George, who ran Medtronic for a meteoric decade before retiring in 2001, said in a recent Star Tribune commentary about Wallin, “The Pillsbury board made a grievous error in not choosing him to succeed Bill Spoor as CEO, one for which the corporation paid dearly … Pillsbury’s loss was Medtronic’s gain.”

Yet others were equally surprised when Wallin was named chairman and CEO of Medtronic — even though he had little experience in the medical device industry other than serving on Medtronic’s board since 1978.

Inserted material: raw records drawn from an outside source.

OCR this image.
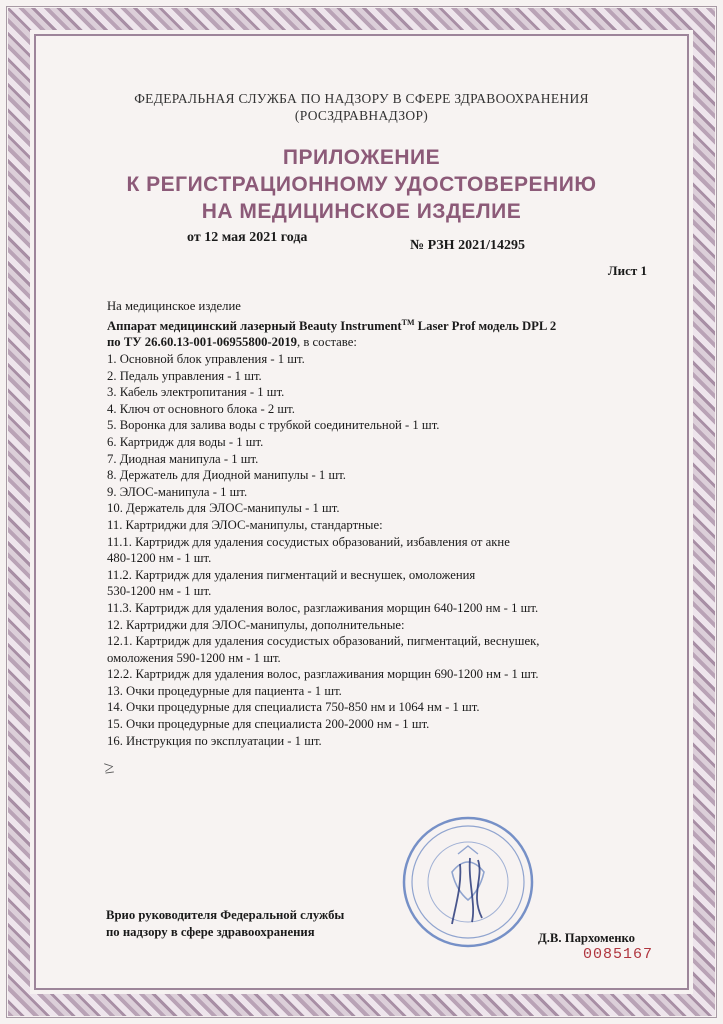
ФЕДЕРАЛЬНАЯ СЛУЖБА ПО НАДЗОРУ В СФЕРЕ ЗДРАВООХРАНЕНИЯ
(РОСЗДРАВНАДЗОР)
ПРИЛОЖЕНИЕ
К РЕГИСТРАЦИОННОМУ УДОСТОВЕРЕНИЮ
НА МЕДИЦИНСКОЕ ИЗДЕЛИЕ
от 12 мая 2021 года
№ РЗН 2021/14295
Лист 1

На медицинское изделие

Аппарат медицинский лазерный Beauty Instrument™ Laser Prof модель DPL 2

по ТУ 26.60.13-001-06955800-2019, в составе:

1. Основной блок управления - 1 шт.

2. Педаль управления - 1 шт.

3. Кабель электропитания - 1 шт.

4. Ключ от основного блока - 2 шт.

5. Воронка для залива воды с трубкой соединительной - 1 шт.

6. Картридж для воды - 1 шт.

7. Диодная манипула - 1 шт.

8. Держатель для Диодной манипулы - 1 шт.

9. ЭЛОС-манипула - 1 шт.

10. Держатель для ЭЛОС-манипулы - 1 шт.

11. Картриджи для ЭЛОС-манипулы, стандартные:

11.1. Картридж для удаления сосудистых образований, избавления от акне

480-1200 нм - 1 шт.

11.2. Картридж для удаления пигментаций и веснушек, омоложения

530-1200 нм - 1 шт.

11.3. Картридж для удаления волос, разглаживания морщин 640-1200 нм - 1 шт.

12. Картриджи для ЭЛОС-манипулы, дополнительные:

12.1. Картридж для удаления сосудистых образований, пигментаций, веснушек,

омоложения 590-1200 нм - 1 шт.

12.2. Картридж для удаления волос, разглаживания морщин 690-1200 нм - 1 шт.

13. Очки процедурные для пациента - 1 шт.

14. Очки процедурные для специалиста 750-850 нм и 1064 нм - 1 шт.

15. Очки процедурные для специалиста 200-2000 нм - 1 шт.

16. Инструкция по эксплуатации - 1 шт.

≥
Врио руководителя Федеральной службы
по надзору в сфере здравоохранения	Д.В. Пархоменко
0085167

“It was really an advantage,” said Medtronic co-founder and pacemaker inventor Earl Bakken. “We talked a lot. He enjoyed talking with our engineers. He was very open. He was so warm, you wanted to be close to him because he was such a gentleman.”

A forceful leader

At the time, Medtronic was struggling to diversify its product portfolio beyond pacemakers and attempting to gain access to promising heart defibrillator technology. During his tenure, revenue increased $1 billion.

Kris Johnson, a former executive at Medtronic and now a Minneapolis venture capitalist, said Wallin “could be intimidating. It’s not like he didn’t have a tough side to him.” But at the same time, he was “approachable and funny,” and a treasured mentor.

Johnson remembers making the final presentation at the end of a two-day strategy session. “He said, ‘Johnson, put all this crap down and tell me the three most important issues you have and what you’re going to do about them.’ Typical Win — cut through all the clutter and focus on what really matters.”

“It was Win who really saved Medtronic,” Bakken said.

One of Bakken’s enduring memories was of Win and Maxine Wallin’s prowess on the dance floor: “The fox trot, waltz, rumba, they were so impressive.”

Medtronic’s current Chairman and CEO, William Hawkins III, who on Monday announced plans to retire, said in a statement that Wallin will be remembered “for much more than his business record. He was extraordinarily generous and kind, and had a sincerity and dedication to fairness and ethical business practices which we strive to uphold every day at Medtronic.”

After Wallin retired from Medtronic in 1991, he continued to work diligently in Minnesota philanthropic circles.

Champion of education

In 1986, he and Maxine formed the Wallin Foundation, later Wallin Education Partners, which gives financial aid and advice to promising Minnesota public school students from low-income families to attend college. More than 3,000 Wallin scholarships have been awarded.

Wallin was also active in academia. In 1993, he became an adviser to former University of Minnesota President Nils Hasselmo, overseeing the Academic Health Center and helping to raise $35 million in private donations to construct the U’s Masonic Cancer Research Building. He was a director for the U Foundation and chair of the Board of Overseers for the Carlson School.

More recently, he served as chair of the dean’s Board of Visitors, an advisory group to the Medical School. Last June, the U named a building in its Biomedical Discovery District the Winston and Maxine Wallin Medical Biosciences Building.

He was also a longtime chair and trustee of Carleton College’s Board of Trustees, helping to raise close to $158 million for the Northfield college, according to former president Stephen R. Lewis, now chairman of Ameriprise Financial’s mutual fund family.

“He was a unique combination of John Wayne and Bob Hope, the master of one-liners,” Lewis said. “Win was a great coach. Whenever there was any serious difficulty, I wanted to have Win standing right beside me.”

Wallin also served on the boards at Abbott Northwestern Hospital, the Minnesota Zoo, the Minneapolis Foundation and the Minneapolis Institute of Arts. He served on many corporate boards, including Cargill Inc., First Bank Minneapolis, Bemis Co., Supervalu and the Soo Line Railroad. He was chair of the Caux Round Table, an international group of business leaders promoting “moral capitalism.”

Besides his wife, Maxine, Wallin is survived by four children, Rebecca, Lance, Brooks and Bradford, and 13 grandchildren. Funeral arrangements will be announced later this week.